Alors que le compte rendu prend une part essentielle dans la carrière des agent·e·s, l’entretien relève d’une relation contractuelle, régi par un rapport de force l’inscrivant dans une individualisation grandissante au détriment d’objectifs collectifs des services.
Retour d’expérience sur la mise en place des blocs fonctionnels dans les SIP
Vous nous présentez le bilan des retours d’expérience de la mise en place des blocs fonctionnels en 2025 à Paris. Même si les agent·e·s ont pu s’exprimer librement dans les réunions dont la retranscription est faite dans vos documents, nous ne pouvons qu’être en désaccord avec vos conclusions.

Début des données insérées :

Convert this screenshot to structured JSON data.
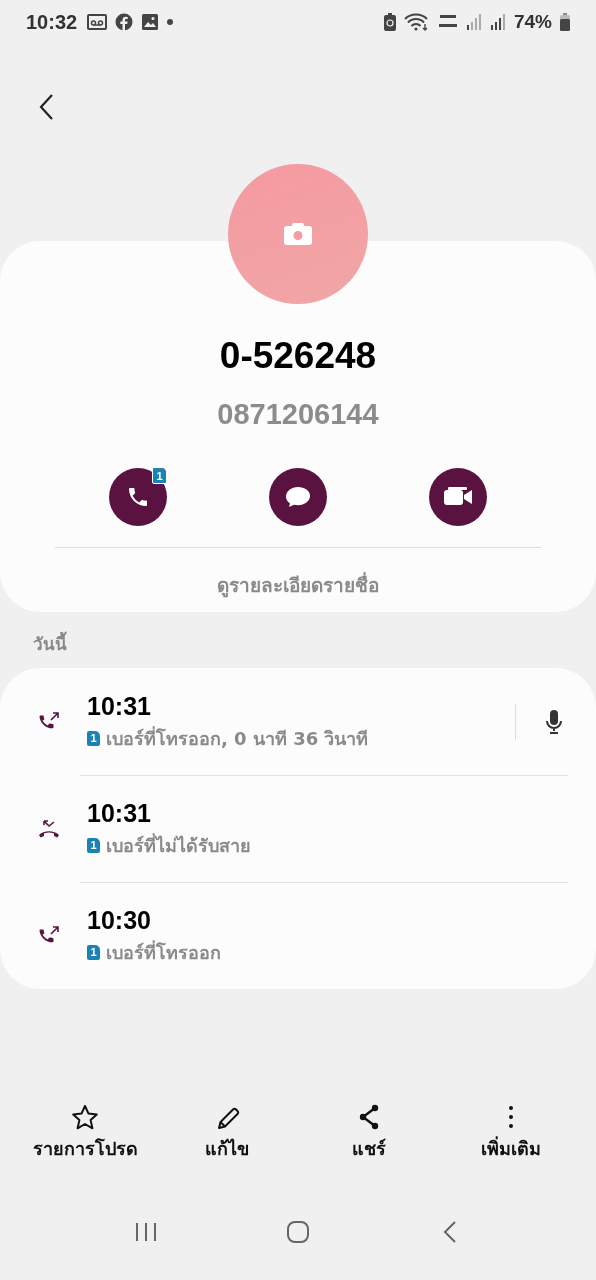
{
  "status_bar": {
    "time": "10:32",
    "battery": "74%"
  },
  "contact": {
    "name": "0-526248",
    "number": "0871206144"
  },
  "actions": [
    {
      "kind": "call",
      "sim": "1"
    },
    {
      "kind": "message"
    },
    {
      "kind": "video"
    }
  ],
  "details_link": "ดูรายละเอียดรายชื่อ",
  "section_title": "วันนี้",
  "calls": [
    {
      "kind": "outgoing",
      "time": "10:31",
      "sim": "1",
      "description": "เบอร์ที่โทรออก, 0 นาที 36 วินาที",
      "has_recording": true
    },
    {
      "kind": "missed",
      "time": "10:31",
      "sim": "1",
      "description": "เบอร์ที่ไม่ได้รับสาย",
      "has_recording": false
    },
    {
      "kind": "outgoing",
      "time": "10:30",
      "sim": "1",
      "description": "เบอร์ที่โทรออก",
      "has_recording": false
    }
  ],
  "toolbar": [
    {
      "kind": "favorite",
      "label": "รายการโปรด"
    },
    {
      "kind": "edit",
      "label": "แก้ไข"
    },
    {
      "kind": "share",
      "label": "แชร์"
    },
    {
      "kind": "more",
      "label": "เพิ่มเติม"
    }
  ]
}
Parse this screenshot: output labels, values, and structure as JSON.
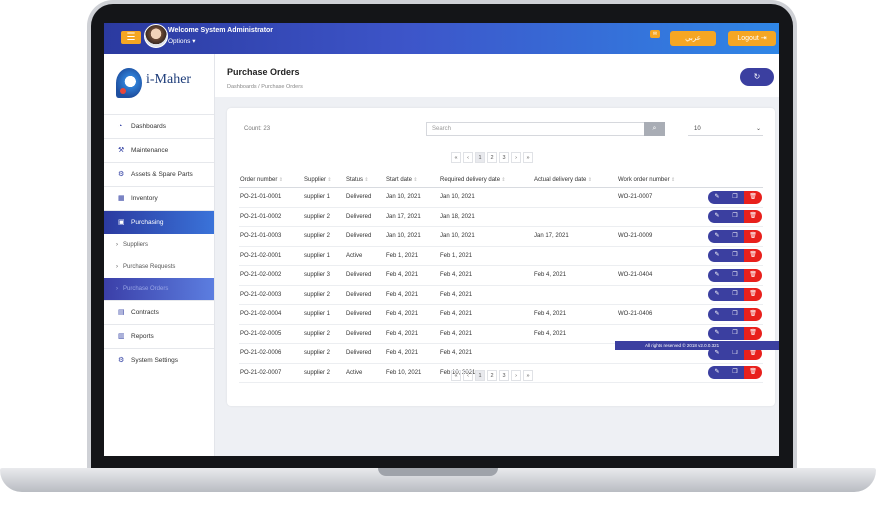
{
  "header": {
    "menu_icon": "hamburger-icon",
    "welcome": "Welcome System Administrator",
    "options": "Options ▾",
    "chat_icon": "chat-icon",
    "language_button": "عربي",
    "logout_button": "Logout ⇥"
  },
  "sidebar": {
    "logo_text": "i-Maher",
    "items": [
      {
        "label": "Dashboards",
        "icon": "dashboard-icon"
      },
      {
        "label": "Maintenance",
        "icon": "wrench-icon"
      },
      {
        "label": "Assets & Spare Parts",
        "icon": "box-icon"
      },
      {
        "label": "Inventory",
        "icon": "warehouse-icon"
      },
      {
        "label": "Purchasing",
        "icon": "cart-icon"
      },
      {
        "label": "Contracts",
        "icon": "contract-icon"
      },
      {
        "label": "Reports",
        "icon": "report-icon"
      },
      {
        "label": "System Settings",
        "icon": "gear-icon"
      }
    ],
    "sub_items": [
      {
        "label": "Suppliers"
      },
      {
        "label": "Purchase Requests"
      },
      {
        "label": "Purchase Orders"
      }
    ]
  },
  "page": {
    "title": "Purchase Orders",
    "breadcrumb": "Dashboards / Purchase Orders"
  },
  "list": {
    "count_label": "Count",
    "count_value": "23",
    "search_placeholder": "Search",
    "page_size": "10",
    "pager": [
      "«",
      "‹",
      "1",
      "2",
      "3",
      "›",
      "»"
    ],
    "columns": [
      "Order number",
      "Supplier",
      "Status",
      "Start date",
      "Required delivery date",
      "Actual delivery date",
      "Work order number"
    ],
    "rows": [
      [
        "PO-21-01-0001",
        "supplier 1",
        "Delivered",
        "Jan 10, 2021",
        "Jan 10, 2021",
        "",
        "WO-21-0007"
      ],
      [
        "PO-21-01-0002",
        "supplier 2",
        "Delivered",
        "Jan 17, 2021",
        "Jan 18, 2021",
        "",
        ""
      ],
      [
        "PO-21-01-0003",
        "supplier 2",
        "Delivered",
        "Jan 10, 2021",
        "Jan 10, 2021",
        "Jan 17, 2021",
        "WO-21-0009"
      ],
      [
        "PO-21-02-0001",
        "supplier 1",
        "Active",
        "Feb 1, 2021",
        "Feb 1, 2021",
        "",
        ""
      ],
      [
        "PO-21-02-0002",
        "supplier 3",
        "Delivered",
        "Feb 4, 2021",
        "Feb 4, 2021",
        "Feb 4, 2021",
        "WO-21-0404"
      ],
      [
        "PO-21-02-0003",
        "supplier 2",
        "Delivered",
        "Feb 4, 2021",
        "Feb 4, 2021",
        "",
        ""
      ],
      [
        "PO-21-02-0004",
        "supplier 1",
        "Delivered",
        "Feb 4, 2021",
        "Feb 4, 2021",
        "Feb 4, 2021",
        "WO-21-0406"
      ],
      [
        "PO-21-02-0005",
        "supplier 2",
        "Delivered",
        "Feb 4, 2021",
        "Feb 4, 2021",
        "Feb 4, 2021",
        ""
      ],
      [
        "PO-21-02-0006",
        "supplier 2",
        "Delivered",
        "Feb 4, 2021",
        "Feb 4, 2021",
        "",
        ""
      ],
      [
        "PO-21-02-0007",
        "supplier 2",
        "Active",
        "Feb 10, 2021",
        "Feb 10, 2021",
        "",
        ""
      ]
    ],
    "actions": {
      "edit": "✎",
      "copy": "❐",
      "delete": "🗑"
    }
  },
  "footer": {
    "text": "All rights reserved © 2018  v2.0.0.321"
  }
}
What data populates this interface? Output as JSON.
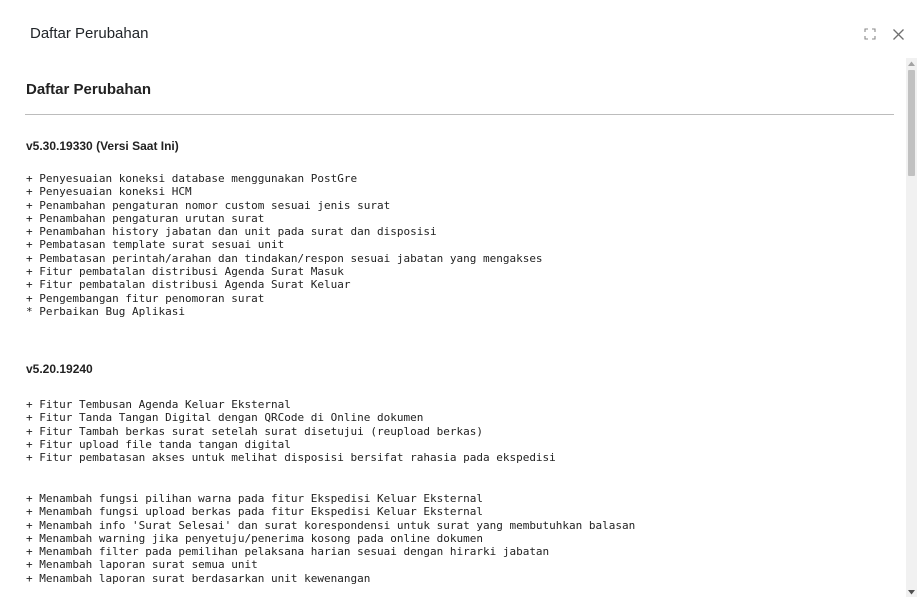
{
  "modal": {
    "title": "Daftar Perubahan"
  },
  "content": {
    "heading": "Daftar Perubahan",
    "sections": [
      {
        "version": "v5.30.19330 (Versi Saat Ini)",
        "groups": [
          [
            "+ Penyesuaian koneksi database menggunakan PostGre",
            "+ Penyesuaian koneksi HCM",
            "+ Penambahan pengaturan nomor custom sesuai jenis surat",
            "+ Penambahan pengaturan urutan surat",
            "+ Penambahan history jabatan dan unit pada surat dan disposisi",
            "+ Pembatasan template surat sesuai unit",
            "+ Pembatasan perintah/arahan dan tindakan/respon sesuai jabatan yang mengakses",
            "+ Fitur pembatalan distribusi Agenda Surat Masuk",
            "+ Fitur pembatalan distribusi Agenda Surat Keluar",
            "+ Pengembangan fitur penomoran surat",
            "* Perbaikan Bug Aplikasi"
          ]
        ]
      },
      {
        "version": "v5.20.19240",
        "groups": [
          [
            "+ Fitur Tembusan Agenda Keluar Eksternal",
            "+ Fitur Tanda Tangan Digital dengan QRCode di Online dokumen",
            "+ Fitur Tambah berkas surat setelah surat disetujui (reupload berkas)",
            "+ Fitur upload file tanda tangan digital",
            "+ Fitur pembatasan akses untuk melihat disposisi bersifat rahasia pada ekspedisi"
          ],
          [
            "+ Menambah fungsi pilihan warna pada fitur Ekspedisi Keluar Eksternal",
            "+ Menambah fungsi upload berkas pada fitur Ekspedisi Keluar Eksternal",
            "+ Menambah info 'Surat Selesai' dan surat korespondensi untuk surat yang membutuhkan balasan",
            "+ Menambah warning jika penyetuju/penerima kosong pada online dokumen",
            "+ Menambah filter pada pemilihan pelaksana harian sesuai dengan hirarki jabatan",
            "+ Menambah laporan surat semua unit",
            "+ Menambah laporan surat berdasarkan unit kewenangan"
          ]
        ]
      }
    ]
  },
  "icons": {
    "maximize": "maximize-icon",
    "close": "close-icon",
    "scroll_up": "scroll-up-arrow-icon",
    "scroll_down": "scroll-down-arrow-icon"
  },
  "colors": {
    "text": "#222222",
    "divider": "#bcbcbc",
    "scroll_track": "#f1f1f1",
    "scroll_thumb": "#c1c1c1"
  }
}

Le rapport évoque des réserves sur le calibrage défini et induit des évolutions possibles. Pour la CGT, le problème majeur reste pourtant inchangé : le manque de personnels qu’aucune réorganisation ne pourra résoudre. Cette situation provoque de forts ressentiments, voire la colère des agent·e·s.
Entre les SIP, les calibrages ont varié, mais les constats demeurent identiques : oui les PFRU ont été surchargés, oui les PRCRF sont apparus sous-calibrés. En revanche, il est faux d’affirmer « que le PFG est le pôle qui s’adapte le mieux à la nouvelle organisation » comme vous l’indiquez dans vos documents.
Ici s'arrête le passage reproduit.